Ce deuxième hiver sous Covid sera donc marqué par les restrictions sanitaires, mais sans les contraintes du précédent qui avait dû subir la dure fermeture des remontées mécaniques, tandis que le public ne s’est pas replié en masse sur les pistes de ski de fond… En bilan de cet hiver sinistré, l’Observatoire national des stations de montagne (ONSM) relève même une chute générale de 56% des nuitées, avec 98% pour les villages vacances, 82% pour les hôtels et "seulement" 30% pour les hébergements loués entre particuliers.
Même si la perspective d'un hiver "à-peu-près-normal" se déssine, les professionnels et les clients manquent de visibilité sur cette charnière 2021-22 et, tous, demandent des signaux rapides pour booster les réservations dès octobre prochain.
La leçon de l'été 2021 est utile : les réservations se sont multipliées dès que le gouvernement a fixé des perspectives; ce qui constitue un grand espoir pour cet hiver. Les voyageurs, sur la piste de départ, attendent donc le feu vert.
L'été 2021 a ouvert le bal du succès
Cet été, les stations de montagne se sont assuré un taux d’occupation de 56,5% (+7,3% par rapport à 2020, +10,5% par rapport à 2019). Cette performance est d'autant plus remarquable que l’été 2021 fait mieux que le dernier été pré-pandémique. Il a même connu un pic à 80,2% du 7 au 14 août.

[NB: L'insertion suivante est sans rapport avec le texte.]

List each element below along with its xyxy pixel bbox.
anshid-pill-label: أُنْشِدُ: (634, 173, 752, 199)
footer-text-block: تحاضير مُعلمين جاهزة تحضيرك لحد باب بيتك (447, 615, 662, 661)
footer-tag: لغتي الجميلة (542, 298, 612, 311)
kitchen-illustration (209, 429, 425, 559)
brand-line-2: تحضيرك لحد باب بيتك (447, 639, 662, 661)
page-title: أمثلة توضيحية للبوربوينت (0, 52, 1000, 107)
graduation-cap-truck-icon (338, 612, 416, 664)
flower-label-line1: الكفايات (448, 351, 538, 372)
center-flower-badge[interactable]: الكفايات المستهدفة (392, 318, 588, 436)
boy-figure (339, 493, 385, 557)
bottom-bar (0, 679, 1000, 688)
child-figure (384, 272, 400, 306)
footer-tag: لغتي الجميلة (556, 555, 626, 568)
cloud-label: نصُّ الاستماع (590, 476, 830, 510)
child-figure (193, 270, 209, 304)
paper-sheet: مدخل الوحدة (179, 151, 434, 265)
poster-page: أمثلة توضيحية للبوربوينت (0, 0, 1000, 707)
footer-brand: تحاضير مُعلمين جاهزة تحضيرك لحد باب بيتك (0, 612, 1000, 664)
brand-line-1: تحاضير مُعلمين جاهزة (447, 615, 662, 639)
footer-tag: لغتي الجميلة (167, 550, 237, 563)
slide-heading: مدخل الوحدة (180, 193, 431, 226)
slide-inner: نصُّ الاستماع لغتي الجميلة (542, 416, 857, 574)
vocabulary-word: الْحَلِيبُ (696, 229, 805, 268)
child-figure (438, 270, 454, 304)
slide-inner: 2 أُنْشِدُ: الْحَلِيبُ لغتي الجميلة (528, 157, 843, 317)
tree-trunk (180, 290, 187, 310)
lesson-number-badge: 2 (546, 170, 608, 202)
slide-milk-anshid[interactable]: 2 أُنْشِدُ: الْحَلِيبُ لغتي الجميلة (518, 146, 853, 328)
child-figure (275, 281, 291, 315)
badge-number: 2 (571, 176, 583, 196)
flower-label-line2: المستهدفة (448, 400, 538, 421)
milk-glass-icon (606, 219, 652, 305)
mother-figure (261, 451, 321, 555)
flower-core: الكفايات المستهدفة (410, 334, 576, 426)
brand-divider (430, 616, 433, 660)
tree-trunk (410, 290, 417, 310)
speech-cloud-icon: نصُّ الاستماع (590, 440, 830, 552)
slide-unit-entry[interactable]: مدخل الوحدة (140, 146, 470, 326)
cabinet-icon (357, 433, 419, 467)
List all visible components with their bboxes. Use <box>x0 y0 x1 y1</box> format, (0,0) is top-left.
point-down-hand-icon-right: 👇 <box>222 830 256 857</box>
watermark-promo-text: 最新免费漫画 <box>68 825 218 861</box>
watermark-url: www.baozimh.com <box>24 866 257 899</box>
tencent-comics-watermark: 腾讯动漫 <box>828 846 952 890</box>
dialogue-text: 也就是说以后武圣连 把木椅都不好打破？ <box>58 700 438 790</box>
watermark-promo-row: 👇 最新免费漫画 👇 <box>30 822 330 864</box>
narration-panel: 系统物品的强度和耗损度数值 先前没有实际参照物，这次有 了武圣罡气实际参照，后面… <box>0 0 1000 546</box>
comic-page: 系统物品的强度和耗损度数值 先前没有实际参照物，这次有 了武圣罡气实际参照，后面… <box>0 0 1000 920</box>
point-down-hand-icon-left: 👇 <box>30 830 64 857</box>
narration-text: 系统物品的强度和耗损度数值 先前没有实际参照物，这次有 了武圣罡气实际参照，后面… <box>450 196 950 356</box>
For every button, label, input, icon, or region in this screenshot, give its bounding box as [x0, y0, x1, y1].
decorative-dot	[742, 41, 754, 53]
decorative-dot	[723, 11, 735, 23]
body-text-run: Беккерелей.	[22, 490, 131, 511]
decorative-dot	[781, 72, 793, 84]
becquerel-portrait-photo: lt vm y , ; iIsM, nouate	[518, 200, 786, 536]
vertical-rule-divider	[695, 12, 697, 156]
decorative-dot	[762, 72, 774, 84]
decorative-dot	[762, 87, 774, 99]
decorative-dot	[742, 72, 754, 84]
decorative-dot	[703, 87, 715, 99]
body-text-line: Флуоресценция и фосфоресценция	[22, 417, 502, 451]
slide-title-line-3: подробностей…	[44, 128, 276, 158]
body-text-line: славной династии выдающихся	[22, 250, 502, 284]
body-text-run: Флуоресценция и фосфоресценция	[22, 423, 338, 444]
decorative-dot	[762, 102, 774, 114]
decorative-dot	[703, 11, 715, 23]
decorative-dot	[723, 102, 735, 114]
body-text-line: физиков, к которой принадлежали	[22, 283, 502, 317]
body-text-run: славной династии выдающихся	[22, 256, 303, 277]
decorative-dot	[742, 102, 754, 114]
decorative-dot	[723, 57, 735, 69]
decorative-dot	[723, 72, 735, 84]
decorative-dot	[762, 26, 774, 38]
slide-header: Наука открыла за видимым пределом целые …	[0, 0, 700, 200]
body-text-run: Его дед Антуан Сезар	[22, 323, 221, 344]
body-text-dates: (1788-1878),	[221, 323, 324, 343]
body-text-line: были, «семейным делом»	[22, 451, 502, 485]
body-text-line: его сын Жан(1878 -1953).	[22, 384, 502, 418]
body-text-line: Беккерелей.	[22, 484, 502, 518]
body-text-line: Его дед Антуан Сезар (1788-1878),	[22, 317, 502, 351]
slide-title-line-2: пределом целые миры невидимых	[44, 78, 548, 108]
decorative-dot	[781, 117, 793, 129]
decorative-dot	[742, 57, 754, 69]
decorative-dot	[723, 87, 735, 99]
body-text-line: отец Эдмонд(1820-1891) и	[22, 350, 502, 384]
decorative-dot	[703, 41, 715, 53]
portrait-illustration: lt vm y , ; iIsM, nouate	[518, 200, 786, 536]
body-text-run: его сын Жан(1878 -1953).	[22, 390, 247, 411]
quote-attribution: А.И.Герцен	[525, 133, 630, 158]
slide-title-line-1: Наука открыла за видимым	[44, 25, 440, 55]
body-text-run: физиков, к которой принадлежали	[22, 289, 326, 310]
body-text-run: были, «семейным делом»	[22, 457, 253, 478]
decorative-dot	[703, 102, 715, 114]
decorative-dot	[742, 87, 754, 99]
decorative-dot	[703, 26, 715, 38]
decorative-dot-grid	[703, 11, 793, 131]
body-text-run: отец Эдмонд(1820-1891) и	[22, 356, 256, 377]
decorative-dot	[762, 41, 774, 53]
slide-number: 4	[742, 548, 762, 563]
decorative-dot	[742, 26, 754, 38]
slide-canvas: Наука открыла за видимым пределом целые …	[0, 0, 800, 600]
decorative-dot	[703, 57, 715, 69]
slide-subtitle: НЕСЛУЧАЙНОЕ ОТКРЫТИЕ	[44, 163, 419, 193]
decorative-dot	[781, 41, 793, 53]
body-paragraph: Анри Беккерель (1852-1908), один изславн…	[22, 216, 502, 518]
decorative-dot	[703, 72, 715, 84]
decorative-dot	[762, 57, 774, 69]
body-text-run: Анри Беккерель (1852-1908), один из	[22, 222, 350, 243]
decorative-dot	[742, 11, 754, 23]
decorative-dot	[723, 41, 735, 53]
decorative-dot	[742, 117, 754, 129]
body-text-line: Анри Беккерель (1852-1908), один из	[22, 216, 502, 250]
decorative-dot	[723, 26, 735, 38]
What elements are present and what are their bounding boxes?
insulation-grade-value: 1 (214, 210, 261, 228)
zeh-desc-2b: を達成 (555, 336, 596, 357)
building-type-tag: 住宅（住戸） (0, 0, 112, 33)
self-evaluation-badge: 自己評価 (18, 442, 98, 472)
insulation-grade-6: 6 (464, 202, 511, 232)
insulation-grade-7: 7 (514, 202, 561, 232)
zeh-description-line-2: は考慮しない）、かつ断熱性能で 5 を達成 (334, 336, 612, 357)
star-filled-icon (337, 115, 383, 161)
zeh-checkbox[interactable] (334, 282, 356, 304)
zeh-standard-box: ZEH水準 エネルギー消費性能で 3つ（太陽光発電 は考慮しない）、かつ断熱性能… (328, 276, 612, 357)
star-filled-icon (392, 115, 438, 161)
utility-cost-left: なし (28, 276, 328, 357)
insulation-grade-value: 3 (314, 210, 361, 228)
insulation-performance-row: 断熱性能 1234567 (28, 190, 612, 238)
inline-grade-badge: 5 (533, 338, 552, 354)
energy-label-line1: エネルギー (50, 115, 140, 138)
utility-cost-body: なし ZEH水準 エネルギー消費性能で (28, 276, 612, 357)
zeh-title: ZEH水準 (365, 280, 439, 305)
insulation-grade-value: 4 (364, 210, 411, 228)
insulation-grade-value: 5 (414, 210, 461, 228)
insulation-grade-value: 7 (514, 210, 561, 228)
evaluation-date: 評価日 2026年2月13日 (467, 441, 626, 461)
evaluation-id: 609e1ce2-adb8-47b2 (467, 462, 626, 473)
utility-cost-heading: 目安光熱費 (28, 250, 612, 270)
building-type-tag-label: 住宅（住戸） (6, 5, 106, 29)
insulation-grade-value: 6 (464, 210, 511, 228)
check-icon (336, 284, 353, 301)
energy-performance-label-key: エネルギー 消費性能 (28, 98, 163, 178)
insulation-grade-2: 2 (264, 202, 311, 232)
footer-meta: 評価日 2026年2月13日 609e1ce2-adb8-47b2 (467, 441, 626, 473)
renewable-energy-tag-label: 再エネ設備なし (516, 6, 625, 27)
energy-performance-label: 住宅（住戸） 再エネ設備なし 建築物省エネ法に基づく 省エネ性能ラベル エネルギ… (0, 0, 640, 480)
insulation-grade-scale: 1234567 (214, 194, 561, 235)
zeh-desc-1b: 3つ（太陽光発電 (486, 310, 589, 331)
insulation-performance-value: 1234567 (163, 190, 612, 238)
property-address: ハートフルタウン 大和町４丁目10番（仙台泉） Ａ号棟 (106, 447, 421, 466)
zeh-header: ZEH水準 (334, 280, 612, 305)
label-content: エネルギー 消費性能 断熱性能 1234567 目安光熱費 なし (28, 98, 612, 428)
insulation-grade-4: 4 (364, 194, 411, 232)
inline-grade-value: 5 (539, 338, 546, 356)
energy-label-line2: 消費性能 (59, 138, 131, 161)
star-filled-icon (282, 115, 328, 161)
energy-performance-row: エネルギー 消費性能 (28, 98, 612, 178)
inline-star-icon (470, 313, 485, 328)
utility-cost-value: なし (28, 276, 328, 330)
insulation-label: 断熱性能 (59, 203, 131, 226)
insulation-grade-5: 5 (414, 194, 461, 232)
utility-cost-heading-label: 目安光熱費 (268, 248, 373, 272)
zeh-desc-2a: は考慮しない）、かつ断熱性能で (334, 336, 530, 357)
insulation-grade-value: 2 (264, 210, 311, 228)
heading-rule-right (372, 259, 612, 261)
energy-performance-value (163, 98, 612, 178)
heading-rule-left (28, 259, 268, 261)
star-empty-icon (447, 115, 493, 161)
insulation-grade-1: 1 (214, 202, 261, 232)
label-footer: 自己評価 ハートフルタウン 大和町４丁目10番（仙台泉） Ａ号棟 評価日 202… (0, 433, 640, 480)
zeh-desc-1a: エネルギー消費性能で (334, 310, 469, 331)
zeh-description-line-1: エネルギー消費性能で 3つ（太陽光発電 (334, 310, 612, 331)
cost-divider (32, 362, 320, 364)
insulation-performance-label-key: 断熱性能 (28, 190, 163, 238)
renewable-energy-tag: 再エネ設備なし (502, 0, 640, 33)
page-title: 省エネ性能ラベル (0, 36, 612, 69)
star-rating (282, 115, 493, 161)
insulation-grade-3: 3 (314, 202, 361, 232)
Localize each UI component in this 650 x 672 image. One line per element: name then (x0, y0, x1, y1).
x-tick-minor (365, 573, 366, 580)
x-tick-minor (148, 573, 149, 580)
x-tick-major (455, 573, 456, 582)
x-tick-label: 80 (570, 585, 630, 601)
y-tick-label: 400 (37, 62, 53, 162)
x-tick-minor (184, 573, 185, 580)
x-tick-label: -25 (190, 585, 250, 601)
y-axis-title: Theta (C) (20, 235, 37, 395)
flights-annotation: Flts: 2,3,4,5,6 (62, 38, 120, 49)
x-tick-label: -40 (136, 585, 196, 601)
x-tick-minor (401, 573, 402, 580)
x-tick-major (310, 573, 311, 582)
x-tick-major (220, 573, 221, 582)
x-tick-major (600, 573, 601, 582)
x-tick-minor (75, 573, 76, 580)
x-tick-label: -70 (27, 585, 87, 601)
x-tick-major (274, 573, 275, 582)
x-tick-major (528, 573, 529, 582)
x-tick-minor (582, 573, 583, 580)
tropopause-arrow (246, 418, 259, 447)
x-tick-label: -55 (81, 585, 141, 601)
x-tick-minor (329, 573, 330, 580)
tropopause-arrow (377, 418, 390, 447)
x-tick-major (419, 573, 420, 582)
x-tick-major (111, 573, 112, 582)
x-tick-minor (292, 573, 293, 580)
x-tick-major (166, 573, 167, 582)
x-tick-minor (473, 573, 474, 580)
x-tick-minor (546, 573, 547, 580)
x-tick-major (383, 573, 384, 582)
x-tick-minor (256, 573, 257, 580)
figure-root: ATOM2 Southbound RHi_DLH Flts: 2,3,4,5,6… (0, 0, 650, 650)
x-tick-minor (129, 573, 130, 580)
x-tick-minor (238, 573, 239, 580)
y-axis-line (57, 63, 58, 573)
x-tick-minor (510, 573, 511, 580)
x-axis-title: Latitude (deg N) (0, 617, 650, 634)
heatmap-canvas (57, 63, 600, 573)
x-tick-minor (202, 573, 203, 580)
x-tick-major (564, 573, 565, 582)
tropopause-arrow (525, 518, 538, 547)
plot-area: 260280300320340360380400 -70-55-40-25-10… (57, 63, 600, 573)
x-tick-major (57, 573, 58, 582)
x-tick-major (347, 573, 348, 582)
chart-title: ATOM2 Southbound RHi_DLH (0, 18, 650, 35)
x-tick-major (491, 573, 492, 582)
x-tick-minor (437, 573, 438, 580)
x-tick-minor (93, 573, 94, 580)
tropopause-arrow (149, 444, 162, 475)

Le bilan est "globalement positif" selon l’Association nationale des maires de stations de montagne (ANMSM), même si le détail révèle de fortes différences selon les massifs et les stations; les Pyrénées se distinguant grâce au thermalisme. Pass sanitaire, incertitudes calendaires, météo capricieuse, absence d’étrangers ? Ces 4 facteurs, au départ redoutés, n’ont pas été des handicaps.
On relève la superbe performance des petites stations et/ou de moyenne montagne (de 620 à 1250 m), qui présentent un taux d’occupation de 58,2% (+7,3%). Les stations dotées de moins de 5000 couchages ont profité de +13,3% et d’un taux d’occupation de 60,1%. Ce n’est pas un hasard, affirme Jean-Luc Boch, président de l’ANMSM : "La fréquentation de nos territoires est en hausse constante grâce aux efforts fournis par les stations pour être plus attractives et proposer des activités qui séduisent tous les publics". En somme, le covid a peut-être accéléré une mutation salutaire: celle d'une montagne qui réussit sa mutation vers le modèle 4 saisons. Et, toujours selon les spécialistes, non, en dépit de cette mutation profonde, aucun signe ne semble devoir freiner la période locomotive du secteur; c'est-à-dire, l'hiver. Toutefois, des interrogations subistent ...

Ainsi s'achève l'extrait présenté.